Should have colored it with more colors before it got this complicated, but...
We are on the far east, southern half of the map. The mountainhomes are on the far west, southern half of the map. An ocean stands between us.
We probably had to go north and hitch a ride with the humans to a nearby human-occupied hamlet called "Laparozmo"/"Fedbuttered", and then hiked southeast through the swamps to our destination.
Fedbuttered apparently has a population of 55 humans, 38 dogs, and 1 water buffalo. It was founded only 2 years ago, and is far from the human center of power, moving in towards the southeastern elven empire's lands... will peace last?
An elven retreat from "The Velvet Of Power" lies dangerously close to our position, but we aren't at war... yet.
The closest retreat is called "Ayiamala", which translates to "EsteemedNature". It only has 35 elves in it, but it's part of a conglomerated network of forest retreats that has over a thousand elves in it total. None of the individual retreats are threatening besides one that has 848 elves, 8 humans, 10 goblins, and 10 yaks.
Goblins were decimated in the year 71 by the elves, who completely curb stomped their entire civ. Only a tiny fortress still survives in the cold north, thanks mostly to just being too far away and even then, it's been pillaged three times, and has not much longer to live, in most likelihood, unless it does the typical "kidnap a human child, then send that child out to fight the elven hordes" trick.

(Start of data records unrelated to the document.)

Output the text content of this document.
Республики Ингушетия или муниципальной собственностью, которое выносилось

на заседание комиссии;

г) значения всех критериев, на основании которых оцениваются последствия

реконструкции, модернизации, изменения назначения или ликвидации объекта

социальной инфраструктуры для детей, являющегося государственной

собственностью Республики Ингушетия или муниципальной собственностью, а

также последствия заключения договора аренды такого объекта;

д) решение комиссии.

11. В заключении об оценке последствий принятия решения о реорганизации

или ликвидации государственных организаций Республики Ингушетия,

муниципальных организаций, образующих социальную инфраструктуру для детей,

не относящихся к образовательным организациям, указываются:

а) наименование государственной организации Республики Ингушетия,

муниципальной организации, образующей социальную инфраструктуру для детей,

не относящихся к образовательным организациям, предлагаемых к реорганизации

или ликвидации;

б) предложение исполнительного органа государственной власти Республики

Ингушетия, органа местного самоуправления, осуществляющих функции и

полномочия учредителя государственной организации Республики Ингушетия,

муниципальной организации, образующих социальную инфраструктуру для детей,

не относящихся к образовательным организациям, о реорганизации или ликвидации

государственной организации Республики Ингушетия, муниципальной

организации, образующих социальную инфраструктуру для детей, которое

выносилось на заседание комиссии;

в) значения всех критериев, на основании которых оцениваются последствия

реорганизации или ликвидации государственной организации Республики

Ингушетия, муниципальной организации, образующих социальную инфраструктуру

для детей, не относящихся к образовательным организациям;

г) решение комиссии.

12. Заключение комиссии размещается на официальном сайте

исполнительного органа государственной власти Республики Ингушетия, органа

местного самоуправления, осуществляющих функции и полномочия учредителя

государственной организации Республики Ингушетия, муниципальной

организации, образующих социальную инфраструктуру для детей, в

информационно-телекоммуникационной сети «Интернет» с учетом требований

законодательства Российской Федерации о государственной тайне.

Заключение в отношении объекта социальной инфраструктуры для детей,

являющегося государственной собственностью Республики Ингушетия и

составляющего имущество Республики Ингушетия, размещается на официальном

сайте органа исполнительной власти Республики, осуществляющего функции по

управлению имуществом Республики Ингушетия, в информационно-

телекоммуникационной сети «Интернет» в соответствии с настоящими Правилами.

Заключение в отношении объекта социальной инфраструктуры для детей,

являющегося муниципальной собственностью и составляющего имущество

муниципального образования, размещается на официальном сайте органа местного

Some of these combats are humorous - 1 kidnapped elf versus 128 elves, 5 humans, 30 grizzly bears, 2 jaguars, and 2 leopards.
Our history:
We had 4 mountainhomes. Now we have 1. Its population is more human than dwarf. The last king died last year. Of starvation, of all ignominies. All the other mountainhomes died of starvation, too. Two died out in the year 27. Apparently, dwarves are really crappy farmers.
I guess the impetus for this is to get some mouths to feed out of their halls, and trying to fend for themselves, preferably out in elven lands across the ocean where they don't have to care anymore.